The series spawned a total of six distinct models: The CPC464, CPC664, and CPC6128 were highly successful competitors in the European home computer market. The later plus models, 464plus and 6128plus, efforts to prolong the system's lifecycle with hardware updates, were considerably less successful, as was the attempt to repackage the plus hardware into a game console as the GX4000.
The CPC664 features 64 kB RAM and an internal 3-inch floppy disk drive. It was introduced in May 1985 in the UK. Initial suggested retail prices for the CPC664 were GBP339.00/DM1198.00 with a green screen and GBP449.00/DM1998.00 with a colour monitor.

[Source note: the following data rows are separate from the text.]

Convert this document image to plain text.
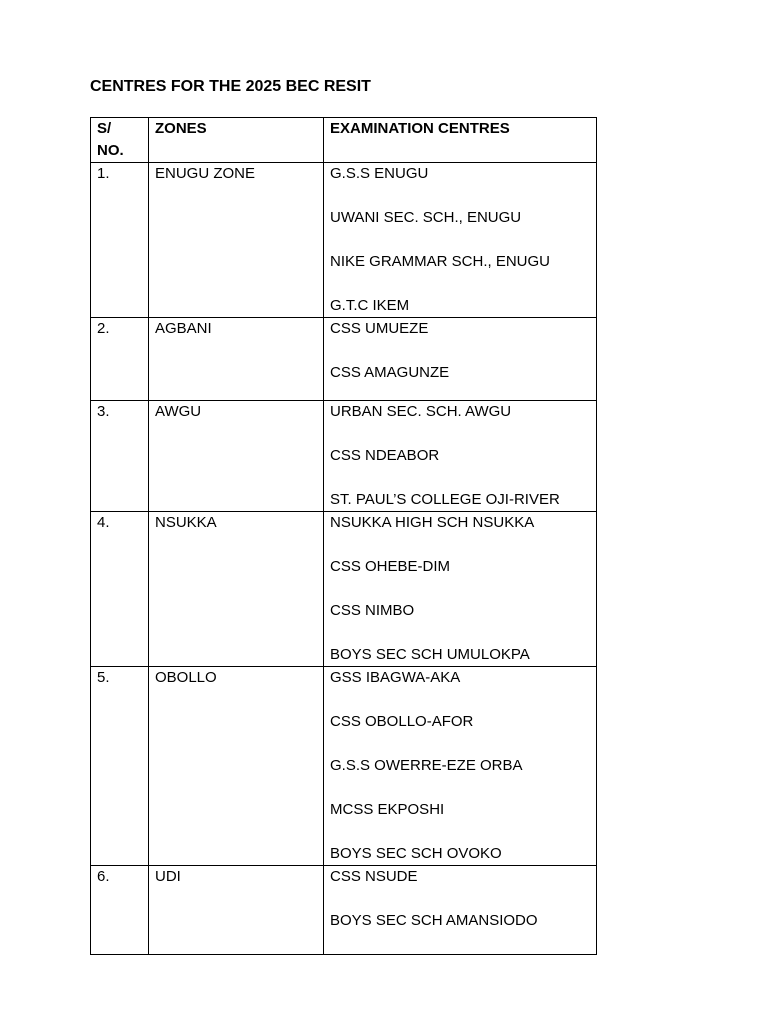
CENTRES FOR THE 2025 BEC RESIT
S/ NO.	ZONES	EXAMINATION CENTRES
1.	ENUGU ZONE	G.S.S ENUGU
UWANI SEC. SCH., ENUGU
NIKE GRAMMAR SCH., ENUGU
G.T.C IKEM

2.	AGBANI	CSS UMUEZE
CSS AMAGUNZE

3.	AWGU	URBAN SEC. SCH. AWGU
CSS NDEABOR
ST. PAUL’S COLLEGE OJI-RIVER

4.	NSUKKA	NSUKKA HIGH SCH NSUKKA
CSS OHEBE-DIM
CSS NIMBO
BOYS SEC SCH UMULOKPA

5.	OBOLLO	GSS IBAGWA-AKA
CSS OBOLLO-AFOR
G.S.S OWERRE-EZE ORBA
MCSS EKPOSHI
BOYS SEC SCH OVOKO

6.	UDI	CSS NSUDE
BOYS SEC SCH AMANSIODO
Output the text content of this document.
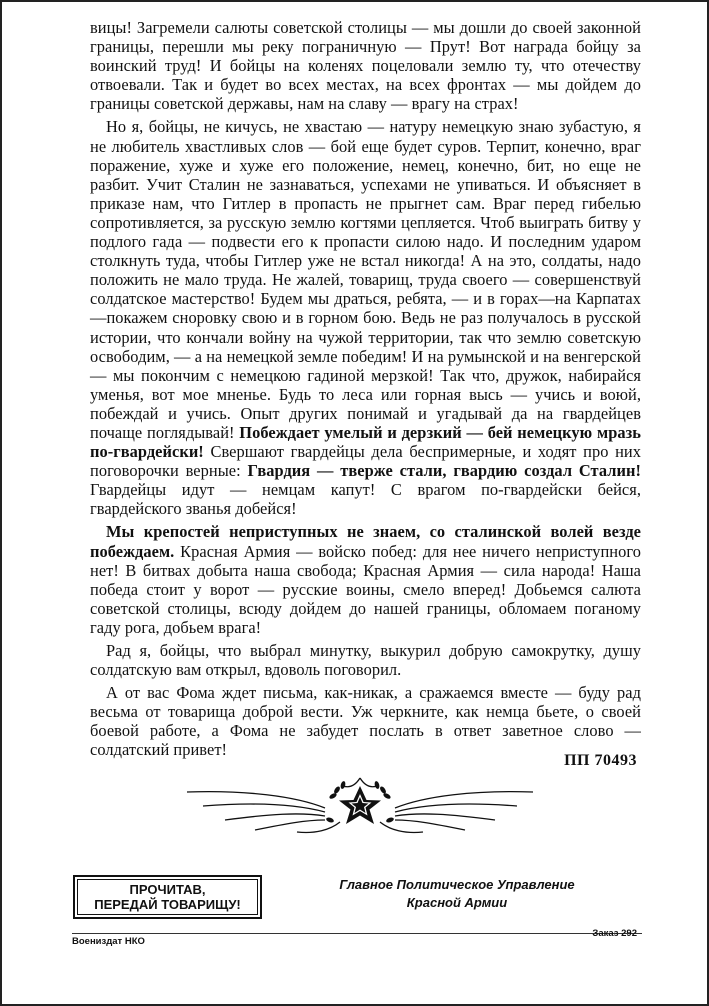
вицы! Загремели салюты советской столицы — мы дошли до своей законной границы, перешли мы реку пограничную — Прут! Вот награда бойцу за воинский труд! И бойцы на коленях поцеловали землю ту, что отечеству отвоевали. Так и будет во всех местах, на всех фронтах — мы дойдем до границы советской державы, нам на славу — врагу на страх!

Но я, бойцы, не кичусь, не хвастаю — натуру немецкую знаю зубастую, я не любитель хвастливых слов — бой еще будет суров. Терпит, конечно, враг поражение, хуже и хуже его положение, немец, конечно, бит, но еще не разбит. Учит Сталин не зазнаваться, успехами не упиваться. И объясняет в приказе нам, что Гитлер в пропасть не прыгнет сам. Враг перед гибелью сопротивляется, за русскую землю когтями цепляется. Чтоб выиграть битву у подлого гада — подвести его к пропасти силою надо. И последним ударом столкнуть туда, чтобы Гитлер уже не встал никогда! А на это, солдаты, надо положить не мало труда. Не жалей, товарищ, труда своего — совершенствуй солдатское мастерство! Будем мы драться, ребята, — и в горах—на Карпатах—покажем сноровку свою и в горном бою. Ведь не раз получалось в русской истории, что кончали войну на чужой территории, так что землю советскую освободим, — а на немецкой земле победим! И на румынской и на венгерской — мы покончим с немецкою гадиной мерзкой! Так что, дружок, набирайся уменья, вот мое мненье. Будь то леса или горная высь — учись и воюй, побеждай и учись. Опыт других понимай и угадывай да на гвардейцев почаще поглядывай! Побеждает умелый и дерзкий — бей немецкую мразь по-гвардейски! Свершают гвардейцы дела беспримерные, и ходят про них поговорочки верные: Гвардия — тверже стали, гвардию создал Сталин! Гвардейцы идут — немцам капут! С врагом по-гвардейски бейся, гвардейского званья добейся!

Мы крепостей неприступных не знаем, со сталинской волей везде побеждаем. Красная Армия — войско побед: для нее ничего неприступного нет! В битвах добыта наша свобода; Красная Армия — сила народа! Наша победа стоит у ворот — русские воины, смело вперед! Добьемся салюта советской столицы, всюду дойдем до нашей границы, обломаем поганому гаду рога, добьем врага!

Рад я, бойцы, что выбрал минутку, выкурил добрую самокрутку, душу солдатскую вам открыл, вдоволь поговорил.

А от вас Фома ждет письма, как-никак, а сражаемся вместе — буду рад весьма от товарища доброй вести. Уж черкните, как немца бьете, о своей боевой работе, а Фома не забудет послать в ответ заветное слово — солдатский привет!

ПП 70493
ПРОЧИТАВ,
ПЕРЕДАЙ ТОВАРИЩУ!
Главное Политическое Управление
Красной Армии
Воениздат НКО
Заказ 292
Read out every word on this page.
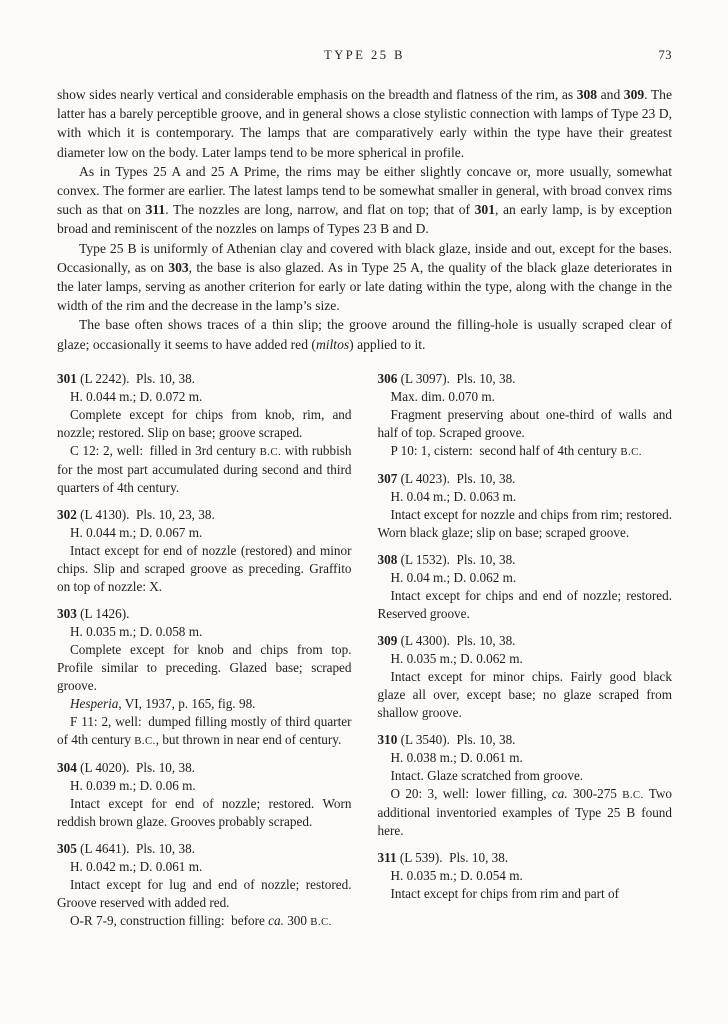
TYPE 25 B	73

show sides nearly vertical and considerable emphasis on the breadth and flatness of the rim, as 308 and 309. The latter has a barely perceptible groove, and in general shows a close stylistic connection with lamps of Type 23 D, with which it is contemporary. The lamps that are comparatively early within the type have their greatest diameter low on the body. Later lamps tend to be more spherical in profile.

As in Types 25 A and 25 A Prime, the rims may be either slightly concave or, more usually, somewhat convex. The former are earlier. The latest lamps tend to be somewhat smaller in general, with broad convex rims such as that on 311. The nozzles are long, narrow, and flat on top; that of 301, an early lamp, is by exception broad and reminiscent of the nozzles on lamps of Types 23 B and D.

Type 25 B is uniformly of Athenian clay and covered with black glaze, inside and out, except for the bases. Occasionally, as on 303, the base is also glazed. As in Type 25 A, the quality of the black glaze deteriorates in the later lamps, serving as another criterion for early or late dating within the type, along with the change in the width of the rim and the decrease in the lamp’s size.

The base often shows traces of a thin slip; the groove around the filling-hole is usually scraped clear of glaze; occasionally it seems to have added red (miltos) applied to it.

301 (L 2242). Pls. 10, 38.

H. 0.044 m.; D. 0.072 m.

Complete except for chips from knob, rim, and nozzle; restored. Slip on base; groove scraped.

C 12: 2, well: filled in 3rd century B.C. with rubbish for the most part accumulated during second and third quarters of 4th century.

302 (L 4130). Pls. 10, 23, 38.

H. 0.044 m.; D. 0.067 m.

Intact except for end of nozzle (restored) and minor chips. Slip and scraped groove as preceding. Graffito on top of nozzle: X.

303 (L 1426).

H. 0.035 m.; D. 0.058 m.

Complete except for knob and chips from top. Profile similar to preceding. Glazed base; scraped groove.

Hesperia, VI, 1937, p. 165, fig. 98.

F 11: 2, well: dumped filling mostly of third quarter of 4th century B.C., but thrown in near end of century.

304 (L 4020). Pls. 10, 38.

H. 0.039 m.; D. 0.06 m.

Intact except for end of nozzle; restored. Worn reddish brown glaze. Grooves probably scraped.

305 (L 4641). Pls. 10, 38.

H. 0.042 m.; D. 0.061 m.

Intact except for lug and end of nozzle; restored. Groove reserved with added red.

O-R 7-9, construction filling: before ca. 300 B.C.

306 (L 3097). Pls. 10, 38.

Max. dim. 0.070 m.

Fragment preserving about one-third of walls and half of top. Scraped groove.

P 10: 1, cistern: second half of 4th century B.C.

307 (L 4023). Pls. 10, 38.

H. 0.04 m.; D. 0.063 m.

Intact except for nozzle and chips from rim; restored. Worn black glaze; slip on base; scraped groove.

308 (L 1532). Pls. 10, 38.

H. 0.04 m.; D. 0.062 m.

Intact except for chips and end of nozzle; restored. Reserved groove.

309 (L 4300). Pls. 10, 38.

H. 0.035 m.; D. 0.062 m.

Intact except for minor chips. Fairly good black glaze all over, except base; no glaze scraped from shallow groove.

310 (L 3540). Pls. 10, 38.

H. 0.038 m.; D. 0.061 m.

Intact. Glaze scratched from groove.

O 20: 3, well: lower filling, ca. 300-275 B.C. Two additional inventoried examples of Type 25 B found here.

311 (L 539). Pls. 10, 38.

H. 0.035 m.; D. 0.054 m.

Intact except for chips from rim and part of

After the successful release of the CPC464, consumers were constantly asking for two improvements: more memory and an internal disk drive. For Amstrad, the latter was easier to realise. At the deliberately low-key introduction of the CPC664 in May 1985, the machine was positioned not only as the lowest-cost disc system but even the lowest-cost CP/M 2.2 machine. In the Amstrad CPC product range the CPC664 complemented the CPC464 which was neither discontinued nor reduced in price.
Compared to the CPC464, the CPC664's main unit has been significantly redesigned, not only to accommodate the floppy disk drive but also with a redesigned keyboard area. Touted "ergonomic" by Amstrad's promotional material, the keyboard is noticeably tilted to the front with MSX-style cursor keys above the numeric keypad. Compared to the CPC464's multicoloured keyboard, the CPC664's keys are kept in a much quieter grey and pale blue color scheme.
The back of the CPC664 main unit features the same connectors as the CPC464, with the exception of an additional 12V power lead. Unlike the CPC464's cassette tape drive that could be powered off the main unit's 5V voltage, the CPC 664's floppy disk drive requires an additional 12V voltage. This voltage had to be separately supplied by an updated version of the bundled green screen/colour monitor (GT-65 and CTM-644 respectively).
The CPC 664 was only produced for approximately six months. In late 1985, when the CPC6128 was introduced in Europe, after an unsuccessful launch un the USA, Amstrad decided not to keep three models in the line-up, and production of the CPC 664 was discontinued, with business users requiring more memory, the disc drive model carried forward was the 6128.
Introduction: Spring 1985
Our machine is complete with a multi page User Instruction book.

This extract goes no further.